We have complied with all relevant ethical regulations. This study was approved by the ethical committee of Osaka University. Informed written consent was obtained from all participants, and no compensation was provided to participants.

Data collection and sequencing

We hypothesize that HPV integration events and accompanying somatic mutations occur more frequently in HPV+ OPSCCs with poor prognosis. Indeed, an RNA-seq study of HPV+ OPSCCs, including 84 cases from the University of Michigan and TCGA, suggested integration hotspots in the human genome and demonstrated that HPV+ OPSCCs without integration had longer survival than those with integration and HPV OPSCCs55. We collected samples from 14 Japanese patients with HPV16+ OPSCC, all of whom tested positive for p16 IHC and HPV16 DNA by qPCR. The patients were treated at Osaka University between 2016 and 2021, either receiving standard of care or a clinical trial involving radiation therapy alone56. The cohort primarily consisted of patients with poor prognosis, experiencing metastasis or recurrence.

Matched tumor and normal genomic DNA were extracted from untreated primary tumor tissues and whole blood.

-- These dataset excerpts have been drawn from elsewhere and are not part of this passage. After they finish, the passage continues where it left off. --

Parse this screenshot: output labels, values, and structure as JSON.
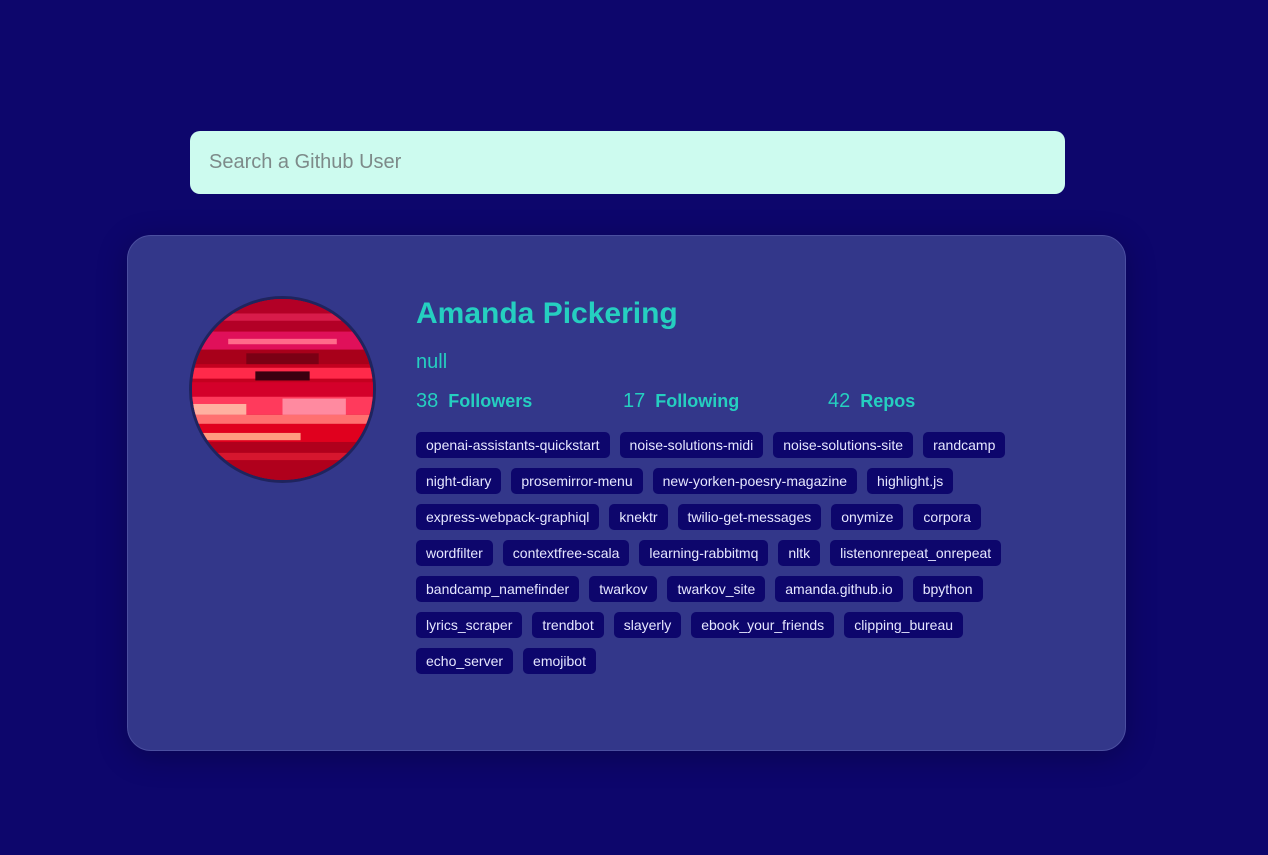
{
  "search": {
    "placeholder": "Search a Github User",
    "value": ""
  },
  "profile": {
    "name": "Amanda Pickering",
    "bio": "null",
    "followers": {
      "count": "38",
      "label": "Followers"
    },
    "following": {
      "count": "17",
      "label": "Following"
    },
    "repos": {
      "count": "42",
      "label": "Repos"
    },
    "repo_list": [
      "openai-assistants-quickstart",
      "noise-solutions-midi",
      "noise-solutions-site",
      "randcamp",
      "night-diary",
      "prosemirror-menu",
      "new-yorken-poesry-magazine",
      "highlight.js",
      "express-webpack-graphiql",
      "knektr",
      "twilio-get-messages",
      "onymize",
      "corpora",
      "wordfilter",
      "contextfree-scala",
      "learning-rabbitmq",
      "nltk",
      "listenonrepeat_onrepeat",
      "bandcamp_namefinder",
      "twarkov",
      "twarkov_site",
      "amanda.github.io",
      "bpython",
      "lyrics_scraper",
      "trendbot",
      "slayerly",
      "ebook_your_friends",
      "clipping_bureau",
      "echo_server",
      "emojibot"
    ]
  },
  "colors": {
    "background": "#0d066c",
    "card": "#33378a",
    "accent": "#25cfc0",
    "search_bg": "#cdfbef",
    "tag_bg": "#0d066c",
    "tag_text": "#e6e7ff"
  }
}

Sequencing libraries were prepared using reagents from Illumina TruSeq DNA PCR-free Library Prep Kit. We performed WGS for tumor (60×) and normal (30×) tissue using MGI DNBSEQ T7, generating paired-end reads with a length of 150-bp.

We used WGS datasets of 18 HPV+ HNSCCs in the PCAWG and 19 HPV+ HNSCCs in the Ohio cohort5, which were generated using Illumina HiSeq with 101-bp and 151-bp paired-end reads. FASTQ records were extracted from sequence alignments in BAM format.

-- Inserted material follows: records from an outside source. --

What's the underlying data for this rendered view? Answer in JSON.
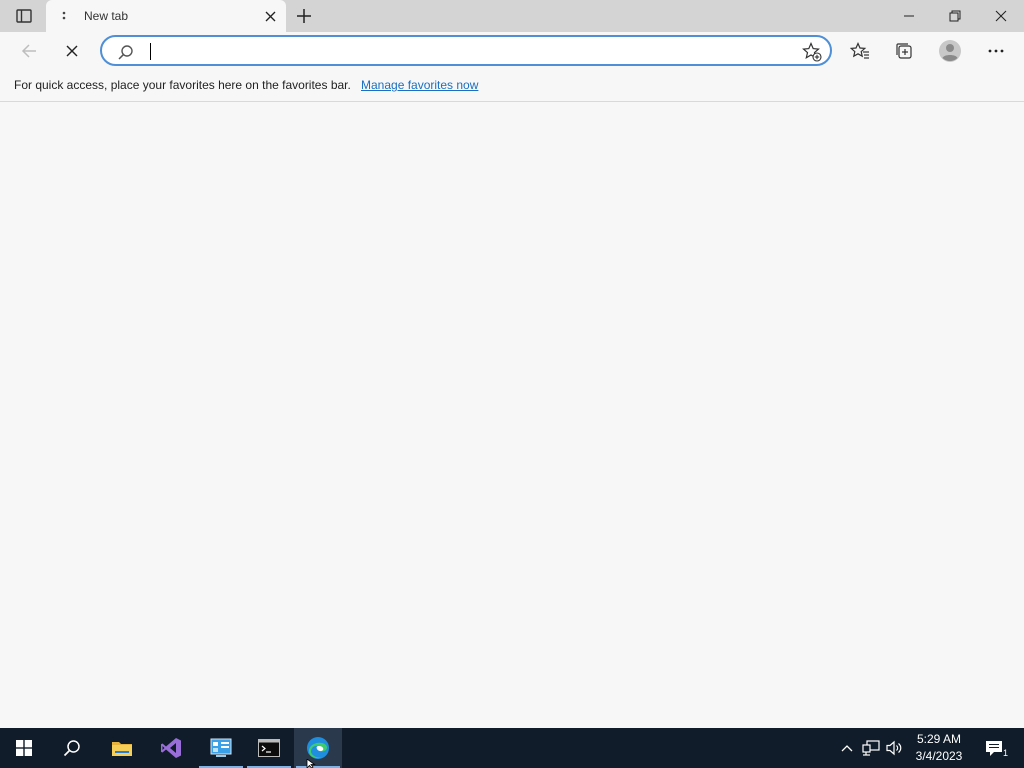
{
  "browser": {
    "tab": {
      "title": "New tab"
    },
    "address_bar": {
      "value": "",
      "placeholder": ""
    },
    "favorites_bar": {
      "message": "For quick access, place your favorites here on the favorites bar.",
      "link": "Manage favorites now"
    }
  },
  "icons": {
    "tab_actions": "tab-actions-icon",
    "tab_loading": "loading-icon",
    "tab_close": "close-icon",
    "new_tab": "plus-icon",
    "minimize": "minimize-icon",
    "restore": "restore-icon",
    "close_window": "close-icon",
    "back": "back-arrow-icon",
    "stop": "stop-icon",
    "search": "search-icon",
    "add_favorite": "star-plus-icon",
    "favorites": "favorites-icon",
    "collections": "collections-icon",
    "profile": "profile-icon",
    "menu": "more-icon"
  },
  "taskbar": {
    "apps": [
      "start",
      "search",
      "file-explorer",
      "visual-studio",
      "control-panel",
      "terminal",
      "edge"
    ],
    "clock": {
      "time": "5:29 AM",
      "date": "3/4/2023"
    },
    "notifications": {
      "count": "1"
    }
  },
  "colors": {
    "accent": "#4e8fd6",
    "link": "#1a6fc2",
    "taskbar": "#101c2a",
    "titlebar": "#d4d4d4"
  }
}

Patients with factors associated with poor prognosis were considered at poor risk in downstream analyzes. However, for PCAWG08, the vital status was recorded as “dead” while the tumor status was “tumor free,” making it unclear whether the patient should be classified as poor risk.

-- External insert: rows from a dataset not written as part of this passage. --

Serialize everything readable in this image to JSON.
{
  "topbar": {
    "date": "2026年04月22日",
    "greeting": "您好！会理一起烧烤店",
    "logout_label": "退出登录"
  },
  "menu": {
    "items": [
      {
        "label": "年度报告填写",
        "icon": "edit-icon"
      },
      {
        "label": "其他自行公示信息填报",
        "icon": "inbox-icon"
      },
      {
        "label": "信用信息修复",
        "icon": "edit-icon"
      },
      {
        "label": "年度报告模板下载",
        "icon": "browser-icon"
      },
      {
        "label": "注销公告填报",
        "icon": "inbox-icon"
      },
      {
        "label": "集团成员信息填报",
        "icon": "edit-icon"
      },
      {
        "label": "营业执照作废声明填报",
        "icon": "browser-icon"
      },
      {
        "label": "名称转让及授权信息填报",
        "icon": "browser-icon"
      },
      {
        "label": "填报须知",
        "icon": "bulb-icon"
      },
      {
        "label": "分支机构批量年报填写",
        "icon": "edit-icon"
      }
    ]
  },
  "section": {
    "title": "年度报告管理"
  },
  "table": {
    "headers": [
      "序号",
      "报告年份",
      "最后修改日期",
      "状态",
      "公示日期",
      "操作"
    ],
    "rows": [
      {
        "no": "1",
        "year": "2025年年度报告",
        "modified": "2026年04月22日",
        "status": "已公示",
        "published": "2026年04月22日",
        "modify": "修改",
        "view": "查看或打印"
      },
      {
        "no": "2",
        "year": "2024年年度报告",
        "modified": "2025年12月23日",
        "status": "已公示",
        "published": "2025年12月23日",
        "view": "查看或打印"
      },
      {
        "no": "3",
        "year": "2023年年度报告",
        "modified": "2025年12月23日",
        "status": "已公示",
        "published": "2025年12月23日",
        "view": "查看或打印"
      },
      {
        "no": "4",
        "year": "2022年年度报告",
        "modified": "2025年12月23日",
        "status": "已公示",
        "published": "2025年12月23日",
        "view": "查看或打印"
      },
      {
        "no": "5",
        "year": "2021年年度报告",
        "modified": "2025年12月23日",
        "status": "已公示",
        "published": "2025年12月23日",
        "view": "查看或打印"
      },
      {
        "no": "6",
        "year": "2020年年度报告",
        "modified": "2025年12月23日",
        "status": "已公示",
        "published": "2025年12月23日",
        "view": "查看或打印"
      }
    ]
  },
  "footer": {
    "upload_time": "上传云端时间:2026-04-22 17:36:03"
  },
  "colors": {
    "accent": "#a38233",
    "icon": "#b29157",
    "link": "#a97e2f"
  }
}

Detection of HPV genome and HPV integration

SurVirus57 and ViFi58 were used to identify HPV genotypes and detect integration breakpoints in the tumor WGS data. Since the HPV genome is circular DNA and reads spanning both ends of the reference genome have a lower mapping rate, SurVirus used the HPV genome from RefSeq (NCBI Reference Sequence Database)59 as a reference, along with the same genome with a different start position ( + 4000 bp). The combined results from SurVirus and ViFi were used for each tumor. The repetitive region list was downloaded from the UCSC genome browser, and the total length of these regions accounted for 49.7% of the hg38 genome.

HPV16 sublineage assignment

The HPV16 genomes of HPV16+ tumors were reconstructed from BAM files generated by ViFi. We called short variants using GATK4 HaplotypeCaller60 with the -ploidy 1 option and created consensus sequences by applying these variants to the HPV16 reference sequence, masking deletions with ‘-‘ and regions with coverage < 4 with ‘N.’ These sequences and 212 HPV16 sequences, including 16 sublineage references (A1–4, B1–4, C1–4, D1–4; Supplementary Data 10) published in GenBank61, were aligned using MAFFT v7.487 L-INS-i62. A phylogenetic tree was constructed using RAxML-NG v1.2.163 with the maximum likelihood method (GTR + I + G4 model) and a bootstrap value of 1,000 repetitions. HPV16 lineage and sublineage assignments were based on the phylogenetic tree.

Preprocessing of WGS data

Sequencing data (FASTQ files) of matched tumor and normal samples were aligned to the human genome reference build GRCh38 using the BWA-MEM algorithm v0.7.17-r118864. Following GATK Best Practices v4.1.9.060, we performed MarkDuplicates and Base Quality Score Recalibration and created BAM files.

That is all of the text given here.